The court finds the reasoning in Eon-Net applicable here. Although Summit contends that its settlements were calculated according to the value of accused product sales, the court in Eon-Net faced a similar settlement payment schedule and found the focus is still on the relative costs to litigate. Id. Non-practicing entities like Summit and Acacia are entitled to enforce their patent rights through litigation and seek settlements and licenses. "But the appetite for licensing revenue cannot overpower a litigant's and its counsel's obligation to file cases reasonably based in law and fact and to litigate those cases in good faith." Id. at 1328.
The facts of this case demonstrate that Summit pursued an action against NetApp without any basis for infringement, delayed disclosing the existence of the Licensing Agreement for eighteen months, extracted settlements from co-defendants worth a fraction of what it would actually cost them to defend the lawsuit, and then voluntarily dismissed its claims with prejudice prior to the court issuing a ruling on the merits. Even assuming that Summit was not acting deceptively-"double dipping" as NetApp contends-the court still finds that the factors noted in Octane Fitness point toward this being an exceptional case. See Octane Fitness, 134 S.Ct. at 1756 & n.6. The claims were frivolous-Microsoft's initiator software licensed, so no system employing it could infringe the asserted patents. Summit's motivation was to extract quick settlements that were dwarfed by the costs to litigate. Summit was objectively unreasonable in bringing a lawsuit against NetApp mere months after executing the Licensing Agreement that effectively eliminated its theory of infringement. Finally, the court is convinced that an award of attorneys' fees in this case is necessary to deter this sort of reckless and wasteful litigation in the future.
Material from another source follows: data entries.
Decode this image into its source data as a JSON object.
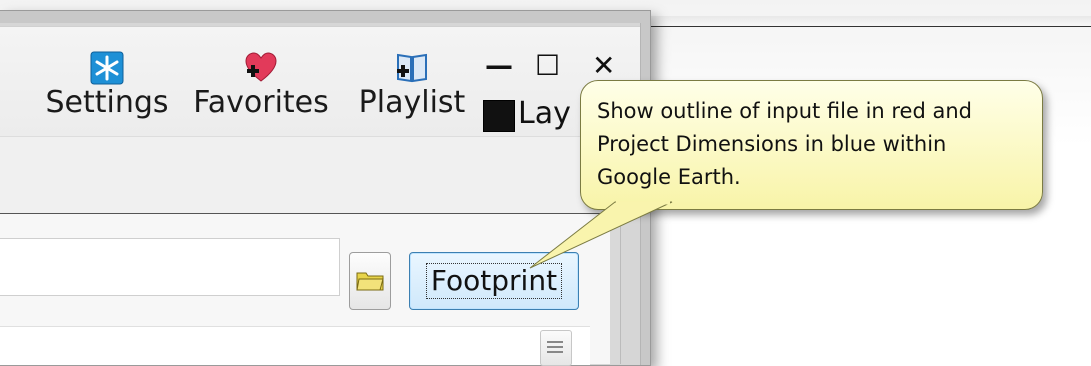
{
  "toolbar": {
    "settings_label": "Settings",
    "favorites_label": "Favorites",
    "playlist_label": "Playlist",
    "layers_label_partial": "Lay"
  },
  "window_controls": {
    "minimize": "—",
    "maximize": "☐",
    "close": "✕"
  },
  "input": {
    "value": ""
  },
  "footprint_button": {
    "label": "Footprint"
  },
  "tooltip": {
    "line1": "Show outline of input file in red and",
    "line2": "Project Dimensions in blue within",
    "line3": "Google Earth."
  },
  "colors": {
    "tooltip_bg": "#ffffe8",
    "tooltip_border": "#7b7b43",
    "footprint_focus": "#3c7fb1",
    "settings_icon": "#1e90d6",
    "favorites_icon": "#e23a5a",
    "playlist_icon": "#2a6fb8"
  },
  "icons": {
    "settings": "settings-snowflake-icon",
    "favorites": "heart-plus-icon",
    "playlist": "book-plus-icon",
    "layers": "black-square-icon",
    "browse": "folder-icon"
  }
}
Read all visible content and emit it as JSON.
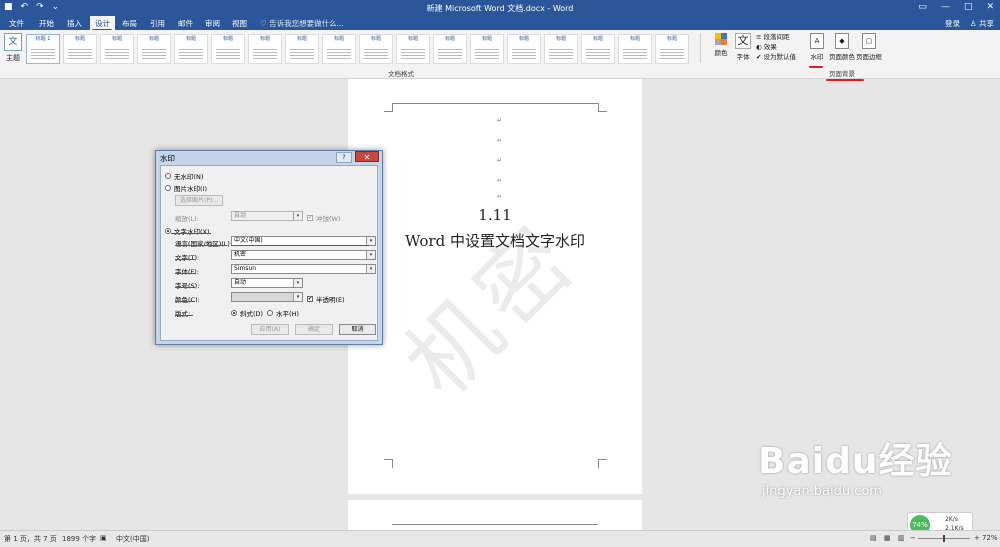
{
  "titlebar": {
    "title": "新建 Microsoft Word 文档.docx - Word",
    "qat": [
      "↶",
      "↷",
      "⌄"
    ],
    "controls": [
      "▭",
      "—",
      "□",
      "✕"
    ]
  },
  "tabs": [
    {
      "label": "文件"
    },
    {
      "label": "开始"
    },
    {
      "label": "插入"
    },
    {
      "label": "设计"
    },
    {
      "label": "布局"
    },
    {
      "label": "引用"
    },
    {
      "label": "邮件"
    },
    {
      "label": "审阅"
    },
    {
      "label": "视图"
    }
  ],
  "tell_me": "♡ 告诉我您想要做什么...",
  "login": "登录",
  "share": "♙ 共享",
  "ribbon": {
    "theme_label": "主题",
    "theme_icon_text": "文",
    "gallery_thumbs": [
      "标题 1",
      "标题",
      "标题",
      "标题",
      "标题",
      "标题",
      "标题",
      "标题",
      "标题",
      "标题",
      "标题",
      "标题",
      "标题",
      "标题",
      "标题",
      "标题",
      "标题",
      "标题",
      "标题"
    ],
    "color_label": "颜色",
    "font_label": "字体",
    "font_icon_text": "文",
    "paragraph_spacing": "段落间距",
    "effects": "效果",
    "set_default": "设为默认值",
    "group_doc_format": "文档格式",
    "watermark_label": "水印",
    "page_color_label": "页面颜色",
    "page_border_label": "页面边框",
    "group_page_bg": "页面背景"
  },
  "document": {
    "line1": "1.11",
    "line2": "Word 中设置文档文字水印",
    "watermark_text": "机密"
  },
  "dialog": {
    "title": "水印",
    "help": "?",
    "close": "✕",
    "no_watermark": "无水印(N)",
    "picture_watermark": "图片水印(I)",
    "select_picture": "选择图片(P)...",
    "scale_label": "缩放(L):",
    "scale_value": "自动",
    "washout": "冲蚀(W)",
    "text_watermark": "文字水印(X)",
    "language_label": "语言(国家/地区)(L):",
    "language_value": "中文(中国)",
    "text_label": "文字(T):",
    "text_value": "机密",
    "font_label": "字体(F):",
    "font_value": "Simsun",
    "size_label": "字号(S):",
    "size_value": "自动",
    "color_label": "颜色(C):",
    "semitransparent": "半透明(E)",
    "layout_label": "版式:",
    "diagonal": "斜式(D)",
    "horizontal": "水平(H)",
    "apply": "应用(A)",
    "ok": "确定",
    "cancel": "取消"
  },
  "status": {
    "page": "第 1 页，共 7 页",
    "words": "1899 个字",
    "language": "中文(中国)",
    "zoom": "72%"
  },
  "net_widget": {
    "percent": "74%",
    "up": "2K/s",
    "down": "2.1K/s"
  },
  "baidu": {
    "logo": "Baidu经验",
    "sub": "jingyan.baidu.com"
  },
  "colors": {
    "word_blue": "#2b579a",
    "annotation_red": "#e0201f"
  }
}
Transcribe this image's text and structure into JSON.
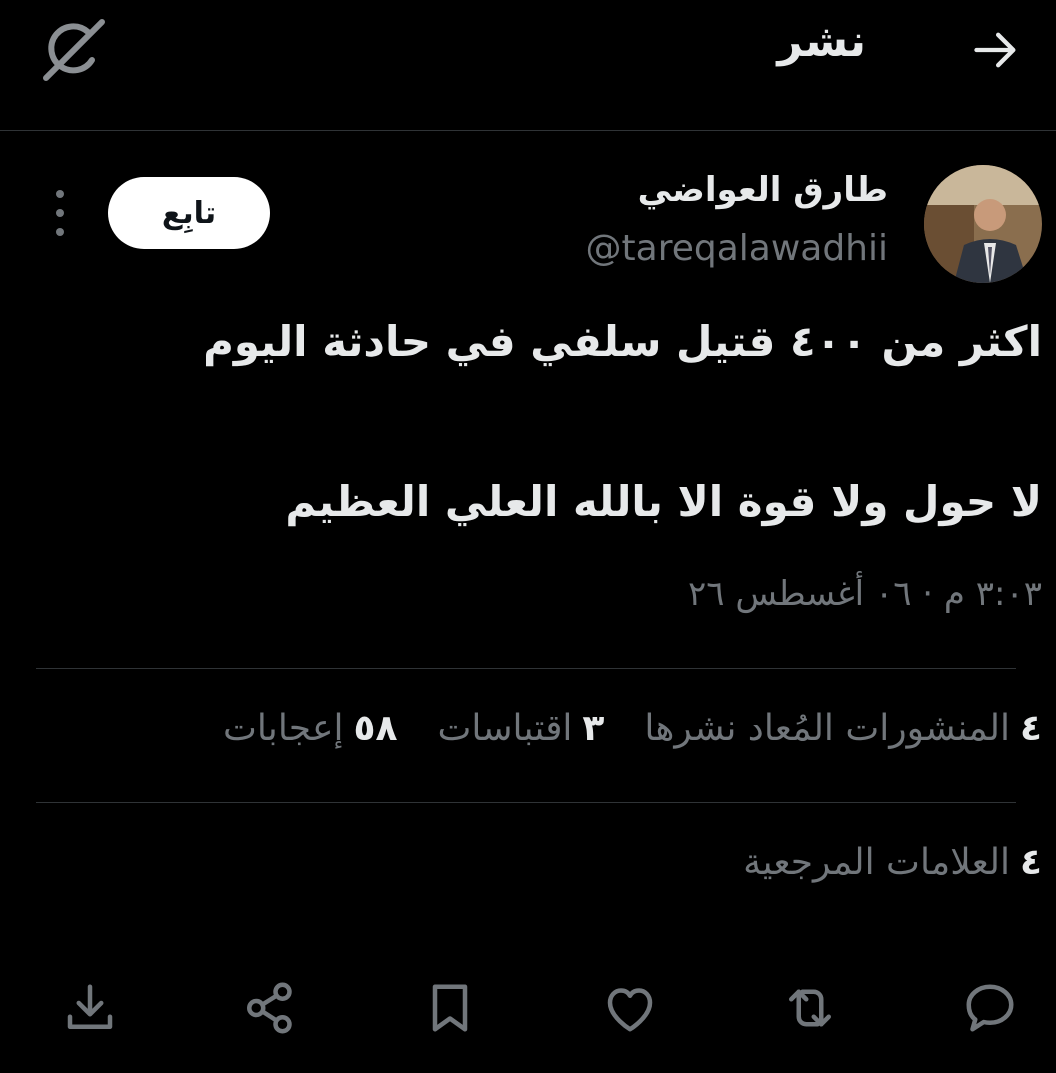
{
  "header": {
    "title": "نشر",
    "back_icon": "arrow-right-icon",
    "logo_icon": "grok-logo-icon"
  },
  "tweet": {
    "author_name": "طارق العواضي",
    "author_handle": "@tareqalawadhii",
    "follow_label": "تابِع",
    "text_line1": "اكثر من ٤٠٠ قتيل سلفي في حادثة اليوم",
    "text_line2": "لا حول ولا قوة الا بالله العلي العظيم",
    "timestamp": "٣:٠٣ م · ٠٦ أغسطس ٢٦"
  },
  "stats": {
    "reposts_count": "٤",
    "reposts_label": "المنشورات المُعاد نشرها",
    "quotes_count": "٣",
    "quotes_label": "اقتباسات",
    "likes_count": "٥٨",
    "likes_label": "إعجابات",
    "bookmarks_count": "٤",
    "bookmarks_label": "العلامات المرجعية"
  },
  "actions": [
    "reply-icon",
    "repost-icon",
    "like-icon",
    "bookmark-icon",
    "share-icon",
    "download-icon"
  ],
  "colors": {
    "background": "#000000",
    "text": "#e7e9ea",
    "muted": "#71767b",
    "divider": "#2f3336"
  }
}
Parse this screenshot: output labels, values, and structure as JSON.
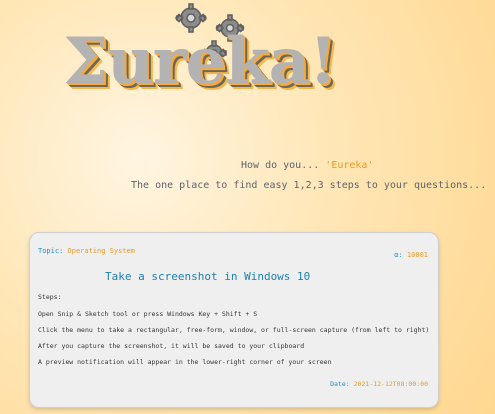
{
  "logo": {
    "text": "Σureka!",
    "gear_icon": "gear-icon",
    "colors": {
      "main": "#b3b3b3",
      "shadow_orange": "#f7a93d",
      "shadow_dark": "#6f6758"
    }
  },
  "header": {
    "question_prefix": "How do you... ",
    "question_brand": "'Eureka'",
    "subtitle": "The one place to find easy 1,2,3 steps to your questions..."
  },
  "card": {
    "topic_label": "Topic:",
    "topic_value": "Operating System",
    "id_label": "α:",
    "id_value": "10001",
    "title": "Take a screenshot in Windows 10",
    "steps_label": "Steps:",
    "steps": [
      "Open Snip & Sketch tool or press Windows Key + Shift + S",
      "Click the menu to take a rectangular, free-form, window, or full-screen capture (from left to right)",
      "After you capture the screenshot, it will be saved to your clipboard",
      "A preview notification will appear in the lower-right corner of your screen"
    ],
    "date_label": "Date:",
    "date_value": "2021-12-12T08:00:00"
  },
  "colors": {
    "label_blue": "#1d8ec3",
    "value_orange": "#e59b25",
    "title_blue": "#1d7fae",
    "brand_orange": "#e89a1c",
    "background_gradient": [
      "#fff5e1",
      "#ffe7b8",
      "#ffd78f"
    ],
    "card_background": "#efefef"
  }
}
In light of the totality of the circumstances, the court finds this case to be exceptional and exercises its discretion to award attorneys' fees in favor of NetApp, pursuant to 35 U.S.C. § 285. Summit has not challenged NetApp's calculation of fees, amounting to $1, 395, 514.62 plus any additional expenses incurred in filing the present motion.
The totality of the circumstances supports the determination that this case is exceptional. Pursuant to 35 U.S.C. § 285, the court grants NetApp's motion for attorneys' fees and cost and orders Summit to pay $1, 395, 514.62 plus any additional expenses incurred in filing this motion.